Sleeping pills increase the risk of cardiovascular events in heart failure patients by 8-fold, according to research from Japan. The study was presented at the Heart Failure Congress 2014, held 17-20 May in Athens, Greece. The Congress is the main annual meeting of the Heart Failure Association of the European Society of Cardiology.
Dr Masahiko Setoguchi said: “Sleeping problems are a frequent side effect of heart failure and it is common for patients to be prescribed sleeping pills when they are discharged from hospital. They also have other comorbidities and may be prescribed diuretics, antiplatelets, antihypertensives, anticoagulants and anti-arrhythmics.”
He added: “Cardiac function of heart failure patients worsens with repeated hospitalisations. We therefore decided it was important to investigate the relationships between drugs prescribed at discharge, rehospitalisation and cardiovascular events in heart failure patients.”
The researchers retrospectively examined the medical records of 111 heart failure patients admitted to Tokyo Yamate Medical Center from 2011 to 2013. Information was collected on the presence of coexisting cardiovascular and other medical conditions, medications administered during hospitalisation and those prescribed at discharge, laboratory test results, electrocardiogram, echocardiogram and chest radiographic data and vital signs at admission and discharge.
Study participants were followed up for 180 days after they were discharged from hospital. The study endpoint was readmission for heart failure, or cardiovascular related death.
For the analysis, patients were divided into those who had heart failure with preserved ejection fraction (HFpEF) and those who had heart failure with reduced ejection fraction (HFrEF). Dr Setoguchi said: “Management and prognosis can vary between patients with HFpEF and HFrEF so we analysed the two groups separately.”

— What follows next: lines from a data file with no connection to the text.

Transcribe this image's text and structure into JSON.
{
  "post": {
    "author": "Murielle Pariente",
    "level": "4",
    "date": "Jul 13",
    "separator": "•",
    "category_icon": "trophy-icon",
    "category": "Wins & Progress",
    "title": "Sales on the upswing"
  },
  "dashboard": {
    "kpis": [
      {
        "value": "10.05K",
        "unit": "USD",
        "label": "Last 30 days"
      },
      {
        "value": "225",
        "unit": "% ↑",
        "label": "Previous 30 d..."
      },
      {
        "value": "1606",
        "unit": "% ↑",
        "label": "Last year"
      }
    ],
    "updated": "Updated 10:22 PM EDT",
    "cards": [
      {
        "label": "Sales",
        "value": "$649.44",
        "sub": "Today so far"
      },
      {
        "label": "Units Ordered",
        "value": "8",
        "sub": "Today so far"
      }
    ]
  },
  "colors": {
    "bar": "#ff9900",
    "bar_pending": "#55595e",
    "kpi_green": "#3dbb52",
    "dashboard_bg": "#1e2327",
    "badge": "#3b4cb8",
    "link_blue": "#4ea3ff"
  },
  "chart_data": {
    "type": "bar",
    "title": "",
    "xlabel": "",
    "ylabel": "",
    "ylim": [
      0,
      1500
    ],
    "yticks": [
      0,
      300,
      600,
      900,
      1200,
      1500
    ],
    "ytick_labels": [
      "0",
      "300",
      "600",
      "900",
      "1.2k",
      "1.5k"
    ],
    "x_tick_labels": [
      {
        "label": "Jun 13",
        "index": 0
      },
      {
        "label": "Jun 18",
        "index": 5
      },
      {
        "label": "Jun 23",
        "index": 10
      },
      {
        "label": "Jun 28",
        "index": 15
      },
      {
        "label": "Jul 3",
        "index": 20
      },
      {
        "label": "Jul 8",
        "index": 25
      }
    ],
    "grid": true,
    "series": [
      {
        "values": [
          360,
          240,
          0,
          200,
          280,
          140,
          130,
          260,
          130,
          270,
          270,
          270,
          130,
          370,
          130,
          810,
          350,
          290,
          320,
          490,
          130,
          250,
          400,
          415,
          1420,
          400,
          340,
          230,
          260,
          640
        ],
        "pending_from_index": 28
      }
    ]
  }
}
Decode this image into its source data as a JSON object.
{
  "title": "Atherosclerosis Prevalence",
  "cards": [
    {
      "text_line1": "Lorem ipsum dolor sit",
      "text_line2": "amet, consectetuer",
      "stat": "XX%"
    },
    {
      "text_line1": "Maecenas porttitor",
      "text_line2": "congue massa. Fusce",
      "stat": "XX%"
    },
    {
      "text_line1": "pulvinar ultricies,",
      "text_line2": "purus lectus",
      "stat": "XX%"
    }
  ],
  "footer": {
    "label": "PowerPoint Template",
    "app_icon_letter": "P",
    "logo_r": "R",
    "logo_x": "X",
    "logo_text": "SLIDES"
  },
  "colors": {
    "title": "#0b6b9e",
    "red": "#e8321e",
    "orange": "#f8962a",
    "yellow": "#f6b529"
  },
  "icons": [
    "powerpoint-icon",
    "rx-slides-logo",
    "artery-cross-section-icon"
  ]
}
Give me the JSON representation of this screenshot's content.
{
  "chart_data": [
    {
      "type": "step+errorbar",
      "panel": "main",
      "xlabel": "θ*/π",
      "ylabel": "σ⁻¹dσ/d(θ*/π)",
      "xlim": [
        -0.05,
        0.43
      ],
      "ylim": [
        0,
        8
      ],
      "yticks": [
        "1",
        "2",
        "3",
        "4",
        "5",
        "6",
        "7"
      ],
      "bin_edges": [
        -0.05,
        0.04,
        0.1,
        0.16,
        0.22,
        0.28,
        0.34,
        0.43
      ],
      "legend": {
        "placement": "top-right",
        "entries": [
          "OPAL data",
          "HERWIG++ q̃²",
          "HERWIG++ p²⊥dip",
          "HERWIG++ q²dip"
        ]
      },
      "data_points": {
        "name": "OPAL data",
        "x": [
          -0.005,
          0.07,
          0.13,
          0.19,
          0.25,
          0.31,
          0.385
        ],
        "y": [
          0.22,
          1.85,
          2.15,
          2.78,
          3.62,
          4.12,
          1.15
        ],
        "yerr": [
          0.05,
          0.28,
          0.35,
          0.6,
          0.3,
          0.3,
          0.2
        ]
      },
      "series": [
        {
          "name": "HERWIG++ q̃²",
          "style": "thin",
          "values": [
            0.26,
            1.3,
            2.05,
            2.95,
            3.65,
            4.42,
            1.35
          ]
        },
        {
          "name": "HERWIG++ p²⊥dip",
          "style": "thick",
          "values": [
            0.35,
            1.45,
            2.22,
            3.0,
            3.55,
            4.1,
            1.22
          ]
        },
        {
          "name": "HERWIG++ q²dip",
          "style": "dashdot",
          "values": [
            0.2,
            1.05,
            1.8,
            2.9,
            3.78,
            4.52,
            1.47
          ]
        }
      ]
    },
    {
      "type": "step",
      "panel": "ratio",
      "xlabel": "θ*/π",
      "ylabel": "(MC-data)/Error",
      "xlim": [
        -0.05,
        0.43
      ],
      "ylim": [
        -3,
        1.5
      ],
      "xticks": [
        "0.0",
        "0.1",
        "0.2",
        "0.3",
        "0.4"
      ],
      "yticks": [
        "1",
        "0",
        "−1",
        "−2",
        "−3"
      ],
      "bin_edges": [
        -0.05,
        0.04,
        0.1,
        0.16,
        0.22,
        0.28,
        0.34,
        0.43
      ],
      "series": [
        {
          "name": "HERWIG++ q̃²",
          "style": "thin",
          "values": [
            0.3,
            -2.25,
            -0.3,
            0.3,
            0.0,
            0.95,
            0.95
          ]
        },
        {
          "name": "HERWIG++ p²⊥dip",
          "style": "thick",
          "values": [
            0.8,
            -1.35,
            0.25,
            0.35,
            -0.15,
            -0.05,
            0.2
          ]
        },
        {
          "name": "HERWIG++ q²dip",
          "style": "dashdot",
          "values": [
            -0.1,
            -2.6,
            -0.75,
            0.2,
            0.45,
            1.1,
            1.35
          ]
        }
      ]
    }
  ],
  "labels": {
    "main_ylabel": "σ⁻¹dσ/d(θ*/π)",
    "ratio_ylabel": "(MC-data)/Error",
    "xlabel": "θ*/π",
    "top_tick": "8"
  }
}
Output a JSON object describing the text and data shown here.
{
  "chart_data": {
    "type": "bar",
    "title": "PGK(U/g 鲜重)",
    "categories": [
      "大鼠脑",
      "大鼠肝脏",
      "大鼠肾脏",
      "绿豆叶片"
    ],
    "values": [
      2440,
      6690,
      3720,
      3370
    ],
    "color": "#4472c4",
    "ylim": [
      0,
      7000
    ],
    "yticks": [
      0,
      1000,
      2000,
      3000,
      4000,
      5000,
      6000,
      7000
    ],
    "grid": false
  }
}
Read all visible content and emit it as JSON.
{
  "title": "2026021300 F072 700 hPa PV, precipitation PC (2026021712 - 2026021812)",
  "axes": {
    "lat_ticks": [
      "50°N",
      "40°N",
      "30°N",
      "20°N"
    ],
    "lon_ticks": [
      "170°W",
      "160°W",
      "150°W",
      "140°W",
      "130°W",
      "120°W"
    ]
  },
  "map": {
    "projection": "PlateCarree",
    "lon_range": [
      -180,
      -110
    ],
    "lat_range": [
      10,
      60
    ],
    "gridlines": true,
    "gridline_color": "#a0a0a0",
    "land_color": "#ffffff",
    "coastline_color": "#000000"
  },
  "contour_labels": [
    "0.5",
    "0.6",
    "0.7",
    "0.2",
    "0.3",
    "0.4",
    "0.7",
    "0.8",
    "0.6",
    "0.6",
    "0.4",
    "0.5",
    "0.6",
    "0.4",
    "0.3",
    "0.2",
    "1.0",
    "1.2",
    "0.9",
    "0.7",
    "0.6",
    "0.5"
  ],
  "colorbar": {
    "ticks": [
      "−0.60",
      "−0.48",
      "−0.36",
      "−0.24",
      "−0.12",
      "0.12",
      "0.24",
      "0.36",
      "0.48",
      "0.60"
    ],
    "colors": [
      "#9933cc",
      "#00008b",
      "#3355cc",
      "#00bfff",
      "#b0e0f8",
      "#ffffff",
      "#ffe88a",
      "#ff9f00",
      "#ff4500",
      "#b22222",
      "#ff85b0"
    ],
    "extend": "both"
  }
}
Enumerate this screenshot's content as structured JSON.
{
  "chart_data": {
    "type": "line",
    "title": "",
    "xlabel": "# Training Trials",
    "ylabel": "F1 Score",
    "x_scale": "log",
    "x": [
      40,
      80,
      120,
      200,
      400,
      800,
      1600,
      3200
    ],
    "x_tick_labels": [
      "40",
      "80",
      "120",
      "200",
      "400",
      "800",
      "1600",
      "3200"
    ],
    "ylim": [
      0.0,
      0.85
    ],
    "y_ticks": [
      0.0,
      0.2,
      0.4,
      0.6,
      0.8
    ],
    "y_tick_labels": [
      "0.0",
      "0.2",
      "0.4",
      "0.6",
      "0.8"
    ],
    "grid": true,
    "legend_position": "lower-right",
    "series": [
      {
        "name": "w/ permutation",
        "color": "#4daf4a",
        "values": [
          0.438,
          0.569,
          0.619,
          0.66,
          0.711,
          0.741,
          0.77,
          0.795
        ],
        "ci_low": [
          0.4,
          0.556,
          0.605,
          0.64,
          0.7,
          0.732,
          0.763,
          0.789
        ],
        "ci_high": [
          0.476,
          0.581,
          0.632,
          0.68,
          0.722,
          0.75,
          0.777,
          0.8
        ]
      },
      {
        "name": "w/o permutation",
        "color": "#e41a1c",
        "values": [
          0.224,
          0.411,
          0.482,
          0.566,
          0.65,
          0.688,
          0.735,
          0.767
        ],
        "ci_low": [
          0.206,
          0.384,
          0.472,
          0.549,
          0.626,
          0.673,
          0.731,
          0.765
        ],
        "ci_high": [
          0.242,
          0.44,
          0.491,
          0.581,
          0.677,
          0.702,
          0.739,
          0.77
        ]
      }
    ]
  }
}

Of the 47 HFpEF patients, 15 reached the study endpoint during the 180 day follow up period. The only differences between patients who had events and those who did not were prescription of sleeping pills (benzodiazepine hypnotics), blood sodium levels at admission and blood haemoglobin levels at discharge.
Multivariate analysis showed that HFpEF patients who were prescribed sleeping pills were at eight times greater risk of rehospitalisation for heart failure or cardiovascular related death than HFpEF patients who were not prescribed sleeping pills (hazard ratio [HR]=8.063, p=0.010).
Dr Setoguchi said: “Our study clearly shows that sleeping pills dramatically increase the risk of cardiovascular events in patients with HFpEF. The finding was consistent across univariate and multivariate analyses. Given that many heart failure patients have difficulty sleeping, this is an issue that needs further investigation in larger studies.”
Of the 64 HFrEF patients, 24 reached the study endpoint during follow up. Multivariate analysis showed that HFrEF patients who were prescribed high blood pressure medications (ACE inhibitors or angiotensin receptor blockers) had less than one-quarter the risk of cardiovascular events compared to HFrEF patients not prescribed these drugs (HR=0.234, p=0.012).
Dr Setoguchi said: “The main finding of our study is that HFpEF patients prescribed sleeping pills have an increased risk of cardiovascular events. The number of HFpEF patients is increasing and becoming a larger proportion of heart failure patients overall. Our results therefore are of growing relevance to heart failure patients and the professionals who treat them.”
He added: “Benzodiazepine hyptonics may have cardiodepressant actions. They may also exert respiratory depressant actions which could exacerbate sleep disordered breathing and lead to a worse prognosis.”
Dr Setoguchi concluded: “Our results need confirmation in larger, prospective studies before heart failure patients can be advised to stop taking sleeping pills. But HFpEF patients who use sleeping pills, particularly those who have sleep disordered breathing, should be carefully monitored.”